In June 1696 Elizabeth filed an appeal to contest her husband's will. She testified in court that in that "sad time of darkness before my said husband was executed it is evident somebody had contrived a will and brought it to him to sign, wherein his whole estate is disposed of". The will had already been granted probate and assets distributed and she stated that her step-children "will not suffer me to have one penny of the estate, neither upon the account of my husband's contract with me before marriage nor yet upon the account of the dower which, as I humbly conceive, doth belong or ought to belong to me by law, for they say that I am dead in the law".

On April 19, 1697, the probate court ordered Elizabeth's step-children to return to her the dowry as she was "now restored to benefit of law".

The public demanded that the courts apologize, and a written apology was issued on March 18, 1702. On March 2, 1703, 21 spouses and children of those condemned, as well as three women who were convicted but not executed, including Elizabeth, filed petitions before any action was taken on Elizabeth's appeal for reversal of attainder. They requested that "something may be publicly done to take off infamy from the names". Two more petitions were filed in June 1703. These included requests from eleven ministers to reconsider the convictions and restore the good names of the citizens.

In July 1703, an address was made to the General Court requesting the petitions from the families be granted. Finally, action was taken to obtain the reversal of attainder for Elizabeth. The Massachusetts House of Representatives passed a bill that year formally disallowing spectral evidence, but reversing attainder only for those who had filed petitions, which applied only to John and Elizabeth Proctor, and Rebecca Nurse.

In 1705 another petition was filed requesting a more equitable settlement for those wrongly accused.
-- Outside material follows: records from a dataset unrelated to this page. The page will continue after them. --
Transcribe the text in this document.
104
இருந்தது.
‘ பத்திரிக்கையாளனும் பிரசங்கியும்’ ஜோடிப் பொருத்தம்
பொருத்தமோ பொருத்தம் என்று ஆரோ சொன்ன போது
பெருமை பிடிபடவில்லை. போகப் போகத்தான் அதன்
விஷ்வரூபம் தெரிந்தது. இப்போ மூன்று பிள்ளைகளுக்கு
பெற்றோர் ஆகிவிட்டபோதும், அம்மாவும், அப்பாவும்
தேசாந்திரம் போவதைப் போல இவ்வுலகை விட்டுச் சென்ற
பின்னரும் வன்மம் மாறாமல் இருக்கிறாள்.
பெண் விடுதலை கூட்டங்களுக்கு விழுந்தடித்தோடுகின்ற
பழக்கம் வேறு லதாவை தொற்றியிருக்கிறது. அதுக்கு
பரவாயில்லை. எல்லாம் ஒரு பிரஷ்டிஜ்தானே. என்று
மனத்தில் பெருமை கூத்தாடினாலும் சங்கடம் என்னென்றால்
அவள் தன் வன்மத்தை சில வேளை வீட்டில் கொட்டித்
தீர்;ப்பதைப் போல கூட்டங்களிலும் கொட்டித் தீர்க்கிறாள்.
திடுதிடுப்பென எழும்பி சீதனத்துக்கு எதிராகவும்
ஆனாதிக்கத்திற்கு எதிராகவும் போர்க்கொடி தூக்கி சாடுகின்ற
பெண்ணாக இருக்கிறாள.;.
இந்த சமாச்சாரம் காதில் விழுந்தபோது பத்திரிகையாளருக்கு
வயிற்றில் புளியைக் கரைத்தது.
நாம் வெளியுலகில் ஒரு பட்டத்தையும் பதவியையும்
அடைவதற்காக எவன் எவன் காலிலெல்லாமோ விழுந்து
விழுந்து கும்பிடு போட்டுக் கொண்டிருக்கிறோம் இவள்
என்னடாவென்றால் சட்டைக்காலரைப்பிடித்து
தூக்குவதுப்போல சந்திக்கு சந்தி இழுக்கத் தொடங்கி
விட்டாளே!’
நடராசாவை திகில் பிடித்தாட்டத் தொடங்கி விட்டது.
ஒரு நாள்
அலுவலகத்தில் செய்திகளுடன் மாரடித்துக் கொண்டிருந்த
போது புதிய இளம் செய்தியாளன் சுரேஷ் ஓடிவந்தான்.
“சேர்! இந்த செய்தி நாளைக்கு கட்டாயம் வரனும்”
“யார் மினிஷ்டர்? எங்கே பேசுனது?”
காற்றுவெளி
In May 1709, 22 people who had been convicted of witchcraft, or whose parents had been convicted of witchcraft, presented the General Court with a petition to take action on the 1705 proposal demanding both a reversal of attainder and compensation for financial losses. In May 1710 the legislature appointed a committee to hear the petitions. After many delays, on 17 October 1711 the General Court passed a bill reversing the judgment against the people listed in the 1709 petition and Governor Joseph Dudley signed the bill into law. There were still an additional seven people who had been convicted, but had not signed the petition. There was no reversal of attainder for them. The bill read as follows:

Province of Massachusetts Bay Anno Regni, Anna Reginae Decimo.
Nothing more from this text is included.